John Ibbitson (The Globe and Mail) on why Mary Simon may be the Governor-General that makes a difference for Canada: “The duties of a governor general are largely ceremonial, though they can also be quite significant. Ms. Simon will preside over and attend public functions. She will, most likely, read a Speech from the Throne after a new ministry forms following an expected fall election. She may be required, as governors-general Julian Byng and Michaëlle Jean were, to decide whether to grant the wish of a prime minister during a constitutional dispute. These are roles and powers of the Queen’s representative in Canada. But Ms. Simon has a greater duty as well: to help heal the hurt and anger of Indigenous Peoples over the discoveries of hundreds of children in unmarked graves at residential schools, along with the many other wounds that non-Indigenous Canadians have inflicted.”
André Picard (The Globe and Mail) on why the time for debating COVID-19 vaccine passports is over: “The most efficient way to stave off this scenario in Canada is requiring proof of vaccination in many public and commercial venues.
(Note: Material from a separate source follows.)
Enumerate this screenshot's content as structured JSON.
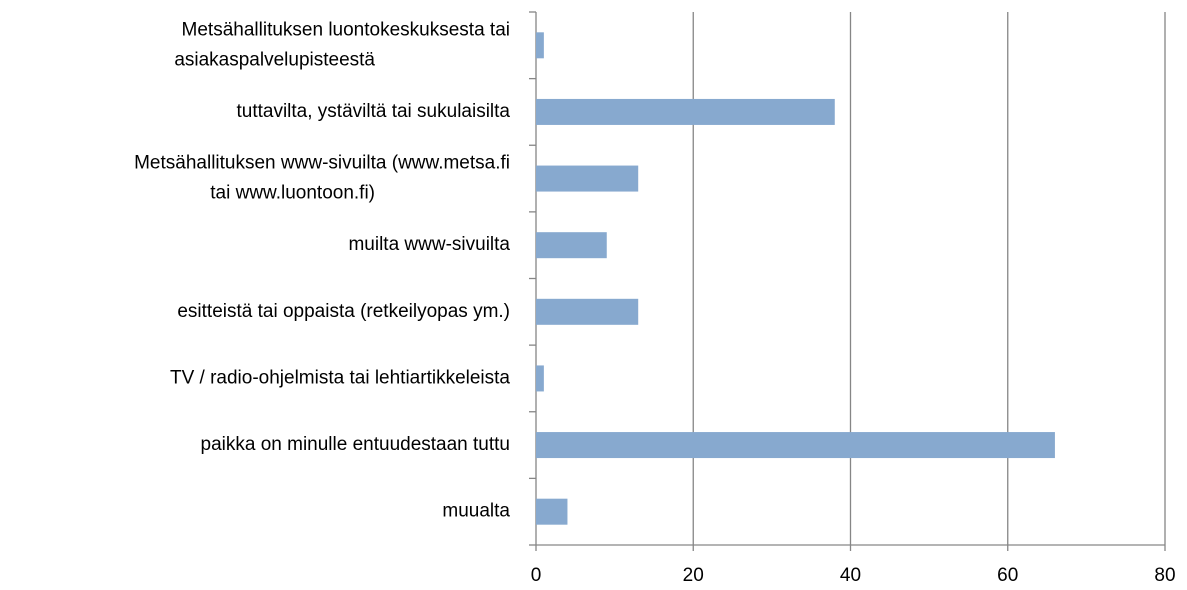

So let’s dispense with the pointless rhetorical “debate” about whether vaccine certificates or passports are necessary, or represent some gruesome violation of rights and freedoms, and focus on how to make the rules as clear, simple and fair as possible. Canada has, to date, failed miserably on that count, with an incomprehensible jumble of wishful thinking, buck-passing and illogical public policies that vary by province and often by individual institution.”
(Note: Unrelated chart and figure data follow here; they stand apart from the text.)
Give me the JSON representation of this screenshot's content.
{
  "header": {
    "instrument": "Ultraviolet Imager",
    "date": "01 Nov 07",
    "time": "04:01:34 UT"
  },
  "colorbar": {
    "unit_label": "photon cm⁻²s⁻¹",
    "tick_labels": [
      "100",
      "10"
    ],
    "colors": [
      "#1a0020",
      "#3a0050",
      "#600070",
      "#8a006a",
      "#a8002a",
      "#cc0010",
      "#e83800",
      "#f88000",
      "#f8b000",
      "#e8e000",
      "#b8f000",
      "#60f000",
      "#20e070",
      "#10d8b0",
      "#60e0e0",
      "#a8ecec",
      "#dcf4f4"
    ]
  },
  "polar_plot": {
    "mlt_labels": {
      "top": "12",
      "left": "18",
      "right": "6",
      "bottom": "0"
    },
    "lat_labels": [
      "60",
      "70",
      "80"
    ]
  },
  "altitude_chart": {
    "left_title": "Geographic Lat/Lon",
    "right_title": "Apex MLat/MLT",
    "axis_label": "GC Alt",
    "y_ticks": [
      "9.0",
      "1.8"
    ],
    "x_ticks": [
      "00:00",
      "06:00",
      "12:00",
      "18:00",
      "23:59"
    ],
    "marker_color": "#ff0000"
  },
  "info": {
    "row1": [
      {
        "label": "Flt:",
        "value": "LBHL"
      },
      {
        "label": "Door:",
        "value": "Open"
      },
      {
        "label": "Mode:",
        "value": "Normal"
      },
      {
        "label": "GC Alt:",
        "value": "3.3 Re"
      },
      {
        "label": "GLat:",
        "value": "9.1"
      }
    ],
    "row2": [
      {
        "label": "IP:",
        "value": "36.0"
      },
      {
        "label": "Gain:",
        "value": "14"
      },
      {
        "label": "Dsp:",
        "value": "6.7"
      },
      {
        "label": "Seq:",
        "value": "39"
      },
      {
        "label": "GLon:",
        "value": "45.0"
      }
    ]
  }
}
John Boyko (Contributor to The Globe and Mail) on how Canada is making the same mistakes in Yemen that it did in Vietnam: “Brock University assistant professor Simon Black has led protests against continuing our involvement in the Yemen war through continuing our arms sales to Saudi Arabia. “Most Canadians don’t realize that weapons manufactured here continue to fuel a war that has led to the deaths of hundreds of thousands of people,” he has said. He’s wrong. We know. We knew in the 1960s when we were profiting from the immoral war in Vietnam. And we know now.”
Don Braid (The Calgary Herald) on a looming federal election that won’t shake Alberta’s Conservative landscape, but could come with some surprises: “NDP MP Heather McPherson already holds Edmonton Strathcona, the federal riding that includes provincial leader Rachel Notley’s own turf. McPherson is the only non-Conservative MP in the province. She could soon have company. An NDP breakthrough of even a few seats would be a genuine first in Alberta. And the Liberals would have themselves to blame.”